A large gauge transformation is a gauge transformation that is not connected to the identity. When quantizing a gauge theory, we must take configurations related by ordinary gauge transformations to represent the same physical state, but it is ambiguous whether large gauge transformations should be considered as true gauge transformations.

For example, the typical treatment of Yang-Mills compactifies space to $S^3$, and finds several vacua $|n \rangle$ which are related only by large gauge transformations. Since instantons allow tunneling between them, the physical vacuum is a $\theta$-vacuum of the form $$|\theta \rangle = \sum_n e^{i n \theta} |n \rangle.$$ However, E. Weinberg presents a different view in his book Classical Solutions in Quantum Field Theory, with more detail in this paper. Suppose one works in a gauge where there is a one-to-one correspondence between $F_{\mu\nu}$ and $A_\mu$, e.g. $$A_3 = 0, \quad A_2|_{z = 0} = 0, \quad A_1|_{y = z = 0}, \quad A_0|_{x = y = z = 0} = 0.$$ There is no gauge freedom here because the first condition leaves only $z$-independent gauge transformations, then the second leaves only $z$-independent and $y$-independent gauge transformations, and so on. Hence there is a unique vacuum, corresponding to $A_\mu = 0$, and there is no such thing as a $\theta$-vacuum. The key here is that establishing this gauge requires large gauge transformations, so Weinberg has implicitly taken them to be do-nothing operations.

Though this formulation is different from the usual one, it seems to give all the same physical predictions. For example, instantons still exist, but they are tunneling events from one vacuum to itself, analogous to a pendulum rotating by a full turn. The observable effects of instantons, such as baryon number violation, hold just as well. The $\theta$-term of QCD need not be induced by the $\theta$ vacuum, but can simply be put into the Lagrangian since it is allowed by symmetries.

Hence for Yang-Mills, we seem to lose nothing by taking all large gauge transformations to be do-nothing operations, and we gain simplicity and clarity. Are there any downsides? Specifically, is there any measurable quantity that Weinberg's formalism would get wrong, and the more common one would get right? More generally, why don't we always mod out by large gauge transformations?

Answer 1

You cannot generally use large gauge transformations as "do nothing" operations because while they connect classically equivalent systems, the quantizations of these systems may be inequivalent, cf. this answer by David Bar Moshe and references therein.

In short, the example given there is the Witten effect (named after Witten's description of it in "Dyons of charge $eθ/2π$") producing dyons with fractional electric charge when $\theta$ is non-zero. The dyon appears as "the monopole state" when quantizing the theory modulo small gauge transformations.

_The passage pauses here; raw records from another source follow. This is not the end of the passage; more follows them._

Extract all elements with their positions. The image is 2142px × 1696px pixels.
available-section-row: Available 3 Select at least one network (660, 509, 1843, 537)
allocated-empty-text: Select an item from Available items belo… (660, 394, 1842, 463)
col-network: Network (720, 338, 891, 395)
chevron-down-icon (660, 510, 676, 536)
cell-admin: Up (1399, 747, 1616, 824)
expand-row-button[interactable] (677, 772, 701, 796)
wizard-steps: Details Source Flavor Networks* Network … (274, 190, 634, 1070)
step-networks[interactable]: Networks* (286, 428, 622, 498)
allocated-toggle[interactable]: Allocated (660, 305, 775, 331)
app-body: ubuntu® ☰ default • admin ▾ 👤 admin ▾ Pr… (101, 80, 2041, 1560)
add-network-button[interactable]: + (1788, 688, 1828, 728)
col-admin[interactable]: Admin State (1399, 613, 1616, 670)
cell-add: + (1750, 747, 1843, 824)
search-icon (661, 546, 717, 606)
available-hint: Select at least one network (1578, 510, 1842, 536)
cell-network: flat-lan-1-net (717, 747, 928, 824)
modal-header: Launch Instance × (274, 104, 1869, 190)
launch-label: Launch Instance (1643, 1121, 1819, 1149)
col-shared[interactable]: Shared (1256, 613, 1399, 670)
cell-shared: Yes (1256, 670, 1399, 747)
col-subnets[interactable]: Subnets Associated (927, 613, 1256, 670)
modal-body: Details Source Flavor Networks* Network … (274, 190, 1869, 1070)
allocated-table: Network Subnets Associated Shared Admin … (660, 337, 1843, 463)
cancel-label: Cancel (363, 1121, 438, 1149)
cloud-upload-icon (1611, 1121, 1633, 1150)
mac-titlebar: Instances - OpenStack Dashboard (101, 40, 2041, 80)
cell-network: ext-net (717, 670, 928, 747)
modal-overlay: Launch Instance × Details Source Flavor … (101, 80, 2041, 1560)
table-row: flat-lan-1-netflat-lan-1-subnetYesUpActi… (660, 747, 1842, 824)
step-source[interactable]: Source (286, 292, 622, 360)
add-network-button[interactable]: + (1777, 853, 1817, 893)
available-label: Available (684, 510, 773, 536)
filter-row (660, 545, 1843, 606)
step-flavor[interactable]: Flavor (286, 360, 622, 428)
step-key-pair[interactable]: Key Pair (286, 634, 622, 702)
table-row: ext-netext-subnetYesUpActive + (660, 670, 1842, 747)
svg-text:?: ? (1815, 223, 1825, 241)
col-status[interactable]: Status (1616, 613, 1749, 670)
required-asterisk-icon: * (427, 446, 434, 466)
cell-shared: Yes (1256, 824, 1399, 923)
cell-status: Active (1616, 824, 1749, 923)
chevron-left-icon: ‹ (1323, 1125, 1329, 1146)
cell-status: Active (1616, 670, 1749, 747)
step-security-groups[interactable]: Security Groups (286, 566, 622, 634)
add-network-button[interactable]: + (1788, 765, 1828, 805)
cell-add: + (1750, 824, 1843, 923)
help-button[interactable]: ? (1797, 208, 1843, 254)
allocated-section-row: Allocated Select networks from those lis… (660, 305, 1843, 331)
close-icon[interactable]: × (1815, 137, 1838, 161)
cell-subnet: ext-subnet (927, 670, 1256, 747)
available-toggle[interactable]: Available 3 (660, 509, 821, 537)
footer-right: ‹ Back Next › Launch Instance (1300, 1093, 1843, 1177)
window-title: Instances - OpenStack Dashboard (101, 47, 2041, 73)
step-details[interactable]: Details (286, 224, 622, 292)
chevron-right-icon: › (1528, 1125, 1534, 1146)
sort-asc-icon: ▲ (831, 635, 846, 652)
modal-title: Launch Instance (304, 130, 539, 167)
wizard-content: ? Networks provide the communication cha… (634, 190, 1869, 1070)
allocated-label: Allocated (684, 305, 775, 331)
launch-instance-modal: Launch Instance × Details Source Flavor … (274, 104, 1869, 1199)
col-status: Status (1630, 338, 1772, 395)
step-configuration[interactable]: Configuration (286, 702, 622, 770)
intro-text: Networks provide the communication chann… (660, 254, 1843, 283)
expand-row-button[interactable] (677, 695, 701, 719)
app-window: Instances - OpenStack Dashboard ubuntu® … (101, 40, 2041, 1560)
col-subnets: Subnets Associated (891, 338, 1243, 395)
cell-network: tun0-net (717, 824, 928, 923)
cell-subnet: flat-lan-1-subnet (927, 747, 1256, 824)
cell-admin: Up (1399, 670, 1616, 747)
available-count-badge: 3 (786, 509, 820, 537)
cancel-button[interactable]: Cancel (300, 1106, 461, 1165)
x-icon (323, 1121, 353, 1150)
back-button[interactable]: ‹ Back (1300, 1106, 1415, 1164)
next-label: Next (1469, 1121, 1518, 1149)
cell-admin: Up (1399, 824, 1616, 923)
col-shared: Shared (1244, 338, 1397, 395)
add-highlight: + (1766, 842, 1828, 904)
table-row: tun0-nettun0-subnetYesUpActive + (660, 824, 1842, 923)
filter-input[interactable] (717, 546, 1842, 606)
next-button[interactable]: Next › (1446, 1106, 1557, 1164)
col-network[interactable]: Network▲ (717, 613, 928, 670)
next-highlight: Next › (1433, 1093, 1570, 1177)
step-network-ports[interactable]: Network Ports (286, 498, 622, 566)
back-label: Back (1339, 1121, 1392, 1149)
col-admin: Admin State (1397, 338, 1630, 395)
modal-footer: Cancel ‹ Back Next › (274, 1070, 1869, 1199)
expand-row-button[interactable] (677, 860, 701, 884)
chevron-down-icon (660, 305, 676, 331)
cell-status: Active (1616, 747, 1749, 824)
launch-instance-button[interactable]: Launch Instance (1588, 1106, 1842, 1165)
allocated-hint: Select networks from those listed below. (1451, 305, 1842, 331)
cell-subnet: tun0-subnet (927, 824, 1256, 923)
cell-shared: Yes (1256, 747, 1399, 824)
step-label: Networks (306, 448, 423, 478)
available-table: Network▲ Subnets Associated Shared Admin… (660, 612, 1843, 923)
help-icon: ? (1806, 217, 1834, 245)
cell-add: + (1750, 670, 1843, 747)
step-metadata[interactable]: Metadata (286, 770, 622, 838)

On a more abstract level, it is the usual quantization process itself that means that quantumly only the small gauge transformations are guaranteed to "do nothing": Both the Dirac-Bergmann recipe and the BRST formalism focus on the algebra of gauge transformations and enforcing its "do nothing" character on the quantum physical space of states. Nothing in these recipes enforces that large gauge transformations would be "do nothing" operations in the quantum gauge theory, since the algebra can only ever exponentiate to transformations connected to the identity. You might get away with claiming they do, but the standard quantization of gauge systems gives you no solid footing to do so, not even by the laxer standards of physicists.